On the residency, I would like to develop work which tells my personal story in a broader folkloric style. I am interested in looking at seasons of change, development, and cycles of nature & ageing as I enter the ‘elder woman archetype’ phase of my story and my teenage daughters begin the ‘main character’ phase of theirs. I would like to immerse myself in the slow and therapeutic process of hand-stitching a quilt or an article of clothing that investigates these. I am contemplating the layers of clothing that we put/pass on as we grow, and wrappings that get unravelled and rewoven to hold the subtly transformed bodies that we live in throughout our lives.  Like snakes shedding skin or Russian dolls; bodies nesting inside other bodies; or moths regenerating inside cocoons. I’d be interested to investigate a more performative approach to my work – perhaps filming myself stitching, gathering and processing materials, perhaps even dwelling on the, sometimes futile, attempts of characters in stories to complete their tasks, by making the un-doing and re-doing of the work as important as the initial doing of the work; unpicking, unravelling – how does this alter the materials? What evidence of its previous form does it retain? How do I feel about destroying my work to create new work from it?
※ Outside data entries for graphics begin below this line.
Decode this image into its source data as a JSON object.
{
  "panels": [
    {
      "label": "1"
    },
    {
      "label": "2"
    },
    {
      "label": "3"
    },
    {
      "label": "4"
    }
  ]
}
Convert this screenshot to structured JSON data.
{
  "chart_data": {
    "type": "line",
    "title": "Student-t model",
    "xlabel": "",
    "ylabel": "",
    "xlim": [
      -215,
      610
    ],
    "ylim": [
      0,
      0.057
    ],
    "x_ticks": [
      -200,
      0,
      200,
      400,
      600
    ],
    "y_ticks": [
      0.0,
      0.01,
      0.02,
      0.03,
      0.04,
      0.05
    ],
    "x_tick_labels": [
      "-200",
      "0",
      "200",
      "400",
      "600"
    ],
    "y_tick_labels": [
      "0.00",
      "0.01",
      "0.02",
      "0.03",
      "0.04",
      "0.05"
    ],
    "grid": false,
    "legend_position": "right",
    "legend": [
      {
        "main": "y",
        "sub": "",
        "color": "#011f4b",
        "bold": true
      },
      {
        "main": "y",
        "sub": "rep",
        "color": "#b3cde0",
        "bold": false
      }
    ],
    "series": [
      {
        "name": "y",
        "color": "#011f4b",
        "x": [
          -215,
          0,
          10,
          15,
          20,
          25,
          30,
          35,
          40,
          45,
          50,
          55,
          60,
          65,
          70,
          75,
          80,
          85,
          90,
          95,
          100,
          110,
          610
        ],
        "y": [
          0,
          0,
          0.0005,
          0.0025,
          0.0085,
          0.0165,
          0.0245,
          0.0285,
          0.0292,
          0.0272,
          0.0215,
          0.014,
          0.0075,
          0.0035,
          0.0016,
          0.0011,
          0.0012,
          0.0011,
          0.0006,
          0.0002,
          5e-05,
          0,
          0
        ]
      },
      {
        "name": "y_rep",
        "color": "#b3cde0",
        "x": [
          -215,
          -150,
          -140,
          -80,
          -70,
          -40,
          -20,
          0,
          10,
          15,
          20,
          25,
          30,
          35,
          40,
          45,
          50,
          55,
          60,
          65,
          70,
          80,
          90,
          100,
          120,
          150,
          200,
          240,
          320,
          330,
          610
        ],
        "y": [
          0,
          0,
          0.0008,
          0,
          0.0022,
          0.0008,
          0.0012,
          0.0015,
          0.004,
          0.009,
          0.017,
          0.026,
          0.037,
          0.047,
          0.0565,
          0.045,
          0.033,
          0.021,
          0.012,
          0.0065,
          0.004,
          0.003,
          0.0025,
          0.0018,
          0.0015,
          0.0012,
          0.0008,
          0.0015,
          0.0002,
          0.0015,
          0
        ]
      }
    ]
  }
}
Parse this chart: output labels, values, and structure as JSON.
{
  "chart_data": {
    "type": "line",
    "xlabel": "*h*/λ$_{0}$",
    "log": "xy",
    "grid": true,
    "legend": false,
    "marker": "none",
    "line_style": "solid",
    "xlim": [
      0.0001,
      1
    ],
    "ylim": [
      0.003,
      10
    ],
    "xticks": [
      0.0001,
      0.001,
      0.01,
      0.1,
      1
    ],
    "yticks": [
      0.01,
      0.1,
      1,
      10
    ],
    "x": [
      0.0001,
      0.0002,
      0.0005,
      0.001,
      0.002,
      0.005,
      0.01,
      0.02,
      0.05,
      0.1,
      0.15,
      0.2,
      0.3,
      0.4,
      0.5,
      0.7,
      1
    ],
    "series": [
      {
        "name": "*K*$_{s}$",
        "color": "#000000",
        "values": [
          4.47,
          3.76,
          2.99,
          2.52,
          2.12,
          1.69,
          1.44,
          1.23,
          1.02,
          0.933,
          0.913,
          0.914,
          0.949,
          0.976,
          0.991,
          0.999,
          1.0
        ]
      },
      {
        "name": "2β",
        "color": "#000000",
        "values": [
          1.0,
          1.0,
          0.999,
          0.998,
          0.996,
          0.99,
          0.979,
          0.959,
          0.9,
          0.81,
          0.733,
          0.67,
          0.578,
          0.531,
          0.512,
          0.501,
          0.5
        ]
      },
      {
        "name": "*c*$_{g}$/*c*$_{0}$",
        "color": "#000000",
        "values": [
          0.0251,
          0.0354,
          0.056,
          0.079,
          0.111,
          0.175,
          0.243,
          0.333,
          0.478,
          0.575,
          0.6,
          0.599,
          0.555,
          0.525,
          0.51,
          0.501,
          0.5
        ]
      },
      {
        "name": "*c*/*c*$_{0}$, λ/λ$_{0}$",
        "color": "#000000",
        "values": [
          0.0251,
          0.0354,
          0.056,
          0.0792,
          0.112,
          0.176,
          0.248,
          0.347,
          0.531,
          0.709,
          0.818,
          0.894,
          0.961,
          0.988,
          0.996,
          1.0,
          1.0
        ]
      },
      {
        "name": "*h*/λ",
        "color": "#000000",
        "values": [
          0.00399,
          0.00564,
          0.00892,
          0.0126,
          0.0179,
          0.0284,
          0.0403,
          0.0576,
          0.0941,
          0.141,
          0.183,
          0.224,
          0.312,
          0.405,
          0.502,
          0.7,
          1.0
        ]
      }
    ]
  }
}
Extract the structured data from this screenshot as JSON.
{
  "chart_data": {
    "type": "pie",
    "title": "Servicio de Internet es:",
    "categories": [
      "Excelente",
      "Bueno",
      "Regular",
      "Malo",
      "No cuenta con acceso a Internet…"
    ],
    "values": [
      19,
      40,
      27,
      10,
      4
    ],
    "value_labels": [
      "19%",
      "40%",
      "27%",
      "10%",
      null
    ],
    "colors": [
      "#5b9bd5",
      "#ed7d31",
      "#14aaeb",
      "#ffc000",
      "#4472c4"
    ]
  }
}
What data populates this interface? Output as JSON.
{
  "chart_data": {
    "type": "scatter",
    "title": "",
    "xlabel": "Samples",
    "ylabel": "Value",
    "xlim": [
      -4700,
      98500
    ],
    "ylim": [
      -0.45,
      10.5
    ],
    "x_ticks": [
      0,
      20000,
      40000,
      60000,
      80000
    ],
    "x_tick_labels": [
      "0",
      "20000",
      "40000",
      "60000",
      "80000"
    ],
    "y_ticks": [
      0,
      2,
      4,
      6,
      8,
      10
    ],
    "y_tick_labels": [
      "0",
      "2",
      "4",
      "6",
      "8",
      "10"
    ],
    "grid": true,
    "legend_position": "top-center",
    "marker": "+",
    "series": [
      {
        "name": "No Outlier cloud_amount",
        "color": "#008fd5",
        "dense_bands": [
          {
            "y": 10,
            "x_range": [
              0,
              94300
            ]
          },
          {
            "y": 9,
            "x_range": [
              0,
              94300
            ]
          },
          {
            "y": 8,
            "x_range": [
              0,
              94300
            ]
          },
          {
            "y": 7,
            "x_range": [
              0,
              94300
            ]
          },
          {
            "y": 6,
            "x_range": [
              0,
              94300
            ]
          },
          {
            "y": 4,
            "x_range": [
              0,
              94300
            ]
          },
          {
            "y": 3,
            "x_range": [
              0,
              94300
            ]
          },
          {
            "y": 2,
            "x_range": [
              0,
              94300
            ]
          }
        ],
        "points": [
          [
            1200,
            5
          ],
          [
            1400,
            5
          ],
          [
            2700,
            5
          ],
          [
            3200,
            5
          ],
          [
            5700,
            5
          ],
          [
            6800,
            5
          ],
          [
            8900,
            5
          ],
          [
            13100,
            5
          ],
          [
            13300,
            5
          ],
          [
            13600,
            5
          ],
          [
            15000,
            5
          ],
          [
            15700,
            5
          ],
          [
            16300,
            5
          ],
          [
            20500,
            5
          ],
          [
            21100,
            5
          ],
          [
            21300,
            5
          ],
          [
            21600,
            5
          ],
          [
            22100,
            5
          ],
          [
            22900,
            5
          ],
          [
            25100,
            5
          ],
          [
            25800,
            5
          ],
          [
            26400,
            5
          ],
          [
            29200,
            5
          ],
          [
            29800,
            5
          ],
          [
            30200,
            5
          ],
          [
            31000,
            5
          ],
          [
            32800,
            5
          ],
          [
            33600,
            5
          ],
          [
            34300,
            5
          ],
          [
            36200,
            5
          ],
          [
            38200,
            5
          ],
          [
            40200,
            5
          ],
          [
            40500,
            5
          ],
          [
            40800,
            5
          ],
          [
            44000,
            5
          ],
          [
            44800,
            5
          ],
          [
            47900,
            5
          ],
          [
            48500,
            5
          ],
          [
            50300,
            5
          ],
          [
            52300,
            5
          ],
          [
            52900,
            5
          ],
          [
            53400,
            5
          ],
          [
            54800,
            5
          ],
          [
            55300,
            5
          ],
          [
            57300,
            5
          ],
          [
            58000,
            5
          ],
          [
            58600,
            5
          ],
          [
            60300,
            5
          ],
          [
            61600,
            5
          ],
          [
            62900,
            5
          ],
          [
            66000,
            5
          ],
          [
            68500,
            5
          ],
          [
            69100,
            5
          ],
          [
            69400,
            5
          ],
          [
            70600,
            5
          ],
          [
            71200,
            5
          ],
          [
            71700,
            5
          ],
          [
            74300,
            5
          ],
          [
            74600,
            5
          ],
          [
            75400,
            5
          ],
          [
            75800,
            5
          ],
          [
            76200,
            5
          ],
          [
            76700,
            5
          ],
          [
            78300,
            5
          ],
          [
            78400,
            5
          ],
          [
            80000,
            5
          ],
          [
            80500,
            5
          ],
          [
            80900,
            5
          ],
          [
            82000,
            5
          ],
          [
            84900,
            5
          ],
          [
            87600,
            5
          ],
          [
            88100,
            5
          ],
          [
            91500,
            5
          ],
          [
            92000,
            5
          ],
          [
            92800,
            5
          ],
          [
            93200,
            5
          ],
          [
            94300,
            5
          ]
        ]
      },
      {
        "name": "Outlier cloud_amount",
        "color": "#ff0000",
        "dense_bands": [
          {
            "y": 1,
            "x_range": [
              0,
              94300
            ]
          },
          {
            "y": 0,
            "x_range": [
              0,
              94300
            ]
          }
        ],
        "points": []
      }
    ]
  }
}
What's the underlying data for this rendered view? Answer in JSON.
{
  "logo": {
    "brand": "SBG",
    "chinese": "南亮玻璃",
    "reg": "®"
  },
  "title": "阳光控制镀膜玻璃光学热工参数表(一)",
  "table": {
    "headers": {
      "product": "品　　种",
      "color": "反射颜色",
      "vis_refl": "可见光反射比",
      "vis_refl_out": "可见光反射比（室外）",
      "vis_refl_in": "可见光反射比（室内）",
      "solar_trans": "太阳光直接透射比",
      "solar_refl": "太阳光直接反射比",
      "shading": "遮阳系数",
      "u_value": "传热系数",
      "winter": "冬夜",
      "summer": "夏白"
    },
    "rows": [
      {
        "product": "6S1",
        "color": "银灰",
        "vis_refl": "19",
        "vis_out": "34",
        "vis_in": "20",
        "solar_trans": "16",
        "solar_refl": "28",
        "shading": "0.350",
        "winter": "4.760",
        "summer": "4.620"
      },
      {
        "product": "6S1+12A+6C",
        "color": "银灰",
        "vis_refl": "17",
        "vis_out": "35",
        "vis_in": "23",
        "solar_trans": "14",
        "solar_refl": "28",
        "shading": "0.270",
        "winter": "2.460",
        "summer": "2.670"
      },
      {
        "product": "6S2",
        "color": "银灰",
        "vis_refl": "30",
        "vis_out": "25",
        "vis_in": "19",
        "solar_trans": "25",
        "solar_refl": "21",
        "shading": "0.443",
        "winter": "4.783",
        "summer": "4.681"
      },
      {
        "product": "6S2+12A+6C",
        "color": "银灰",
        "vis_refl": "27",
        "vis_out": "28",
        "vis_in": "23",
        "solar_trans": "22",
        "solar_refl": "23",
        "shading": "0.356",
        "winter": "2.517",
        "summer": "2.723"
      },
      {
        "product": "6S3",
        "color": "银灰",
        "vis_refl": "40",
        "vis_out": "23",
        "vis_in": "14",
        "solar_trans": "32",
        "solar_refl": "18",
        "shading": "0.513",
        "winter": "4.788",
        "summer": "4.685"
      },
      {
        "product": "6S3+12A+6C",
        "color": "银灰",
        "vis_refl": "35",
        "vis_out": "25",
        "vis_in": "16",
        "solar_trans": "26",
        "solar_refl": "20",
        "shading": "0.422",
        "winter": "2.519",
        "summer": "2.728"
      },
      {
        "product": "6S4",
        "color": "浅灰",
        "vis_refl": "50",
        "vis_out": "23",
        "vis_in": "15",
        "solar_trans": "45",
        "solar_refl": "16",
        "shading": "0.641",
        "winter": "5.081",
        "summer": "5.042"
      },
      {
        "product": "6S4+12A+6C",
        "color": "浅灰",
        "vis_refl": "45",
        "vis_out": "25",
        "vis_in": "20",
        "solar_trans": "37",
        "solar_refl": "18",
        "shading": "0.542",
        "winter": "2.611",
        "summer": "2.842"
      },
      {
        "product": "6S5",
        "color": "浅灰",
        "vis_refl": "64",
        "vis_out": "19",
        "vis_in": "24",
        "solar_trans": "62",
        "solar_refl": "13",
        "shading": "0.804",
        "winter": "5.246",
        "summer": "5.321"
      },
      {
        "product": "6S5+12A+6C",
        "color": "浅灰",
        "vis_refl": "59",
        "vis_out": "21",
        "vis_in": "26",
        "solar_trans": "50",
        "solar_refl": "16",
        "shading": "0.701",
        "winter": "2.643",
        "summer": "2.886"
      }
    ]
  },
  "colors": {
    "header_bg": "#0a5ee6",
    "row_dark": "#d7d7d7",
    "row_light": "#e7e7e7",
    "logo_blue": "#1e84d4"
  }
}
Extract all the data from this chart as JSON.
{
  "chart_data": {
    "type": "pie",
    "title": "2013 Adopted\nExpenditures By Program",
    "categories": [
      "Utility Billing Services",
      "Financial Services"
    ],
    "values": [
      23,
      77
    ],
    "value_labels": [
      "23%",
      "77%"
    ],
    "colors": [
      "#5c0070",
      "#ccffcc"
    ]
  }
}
One of the reasons residencies are so useful to me is that they offer a safely unpredictable space where I’m able to give myself permission to explore. The magic is always that I don’t know what will come and I don’t want to be overly prescriptive in my expectations of what taking a 2-week residency would achieve - I pick things up as I go, I tell stories as I find them.  I like to arrive with loose plans and lots of resources; opening myself up to the ways that solitude, silence and an inspiring environment guides my work and feeds my practice when I return home.